President Obama is coming under increasing pressure to get tough with China over cybersecurity and other issues ahead of President Xi Jinping’s state visit, even as the administration signals it prefers a carrot-and-stick approach.

The administration reportedly has been preparing sanctions against Chinese companies engaged in economic cyberespionage -- but plans to hold off on imposing them while President Xi visits Washington, in hopes of reaching a resolution. 

The New York Times also reported Sunday that the two countries are negotiating an unprecedented arms control agreement for cyberspace which could be rolled out during Xi’s visit. But the agreement may be generally worded and avoid addressing China’s alleged cyber-espionage and theft.

Gordon Chang, author of “The Coming Collapse of China,” told Fox News that the U.S. holds the leverage to make demands of China and questioned the approach being taken.

“We should be tougher with China in all phases of our relationship with Beijing, and the last thing we should be doing is legitimizing their rule with this state visit,” he said.

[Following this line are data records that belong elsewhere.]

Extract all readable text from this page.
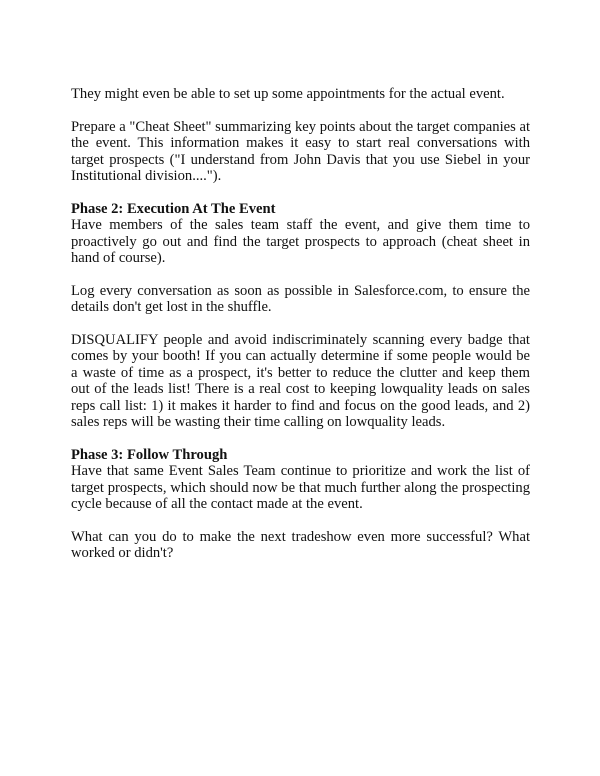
They might even be able to set up some appointments for the actual event.

Prepare a "Cheat Sheet" summarizing key points about the target companies at the event. This information makes it easy to start real conversations with target prospects ("I understand from John Davis that you use Siebel in your Institutional division....").

Phase 2: Execution At The Event

Have members of the sales team staff the event, and give them time to proactively go out and find the target prospects to approach (cheat sheet in hand of course).

Log every conversation as soon as possible in Salesforce.com, to ensure the details don't get lost in the shuffle.

DISQUALIFY people and avoid indiscriminately scanning every badge that comes by your booth! If you can actually determine if some people would be a waste of time as a prospect, it's better to reduce the clutter and keep them out of the leads list! There is a real cost to keeping lowquality leads on sales reps call list: 1) it makes it harder to find and focus on the good leads, and 2) sales reps will be wasting their time calling on lowquality leads.

Phase 3: Follow Through

Have that same Event Sales Team continue to prioritize and work the list of target prospects, which should now be that much further along the prospecting cycle because of all the contact made at the event.

What can you do to make the next tradeshow even more successful? What worked or didn't?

With the state visit expected to go forward, though, Chang suggested the Obama administration at least be mindful that the Chinese government wants to use images from the visit to impress the Chinese people back home. “There should be no state dinner, no 21-gun salute,” Chang said.

The most immediate question is when and whether the administration might proceed with sanctions.

On Capitol Hill, Rep. Joe Wilson, R-S.C., introduced a resolution on Friday – backed by Rep. Randy Forbes, R-Va. -- urging Obama to “apply punitive economic sanctions to Chinese businesses and state-owned enterprises as a result of documented Chinese cyberattacks against United States entities in order to punish and deter such actions and strengthen the United States cybersecurity.”

But the Washington Post reported that the administration agreed during a visit by Xi’s special envoy to hold off on economic sanctions. (The package under development reportedly would target Chinese companies accused of cybertheft against U.S. corporations.)

Speaking last week before the Business Roundtable, Obama signaled he is willing to impose those sanctions if necessary.

In some of his most direct comments to date on the matter, the president said cybersecurity would “probably be one of the biggest topics that I discuss with President Xi,” adding: “We are preparing a number of measures that will indicate to the Chinese that this is not just a matter of us being mildly upset, but is something that will put significant strains on the bilateral relationship if not resolved, and that we are prepared to some countervailing actions in order to get their attention.”

Obama, though, drew a distinction between China’s different types of cyber-activities. He said the U.S. understands “traditional intelligence-gathering functions that all states, including us, engage in,” but that is “fundamentally different from your government or its proxies engaging directly in industrial espionage and stealing trade secrets, stealing proprietary information from companies.”

That, Obama said, “we consider an act of aggression that has to stop.” 

He said his hope is that the dispute “gets resolved” short of any “countervailing actions.” 

The administration issued another warning Monday, with National Security Adviser Susan Rice saying in Washington that China's cyberespionage is putting "enormous strain" on relations between the two countries. 

The Obama administration still has not publicly blamed China for the massive hack of federal government personnel data. Even if the U.S. were to do so, the administration could try to argue that falls under the type of “traditional intelligence-gathering” Obama referenced last week.

Those breaches nevertheless could have serious implications. A private industry IT security firm told Fox News last week that personal data stolen over the span of several high-profile U.S. cyber breaches is being indexed by China's intelligence service into a massive Facebook-like network.

According to CrowdStrike founder Dmitri Alperovitch, Chinese hackers are using information gained from the breaches of the U.S. Office of Personnel Management, as well as intrusions into the Anthem and CareFirst BlueCross BlueShield health insurance networks, to build a profile of federal employees. This information could be used as leverage.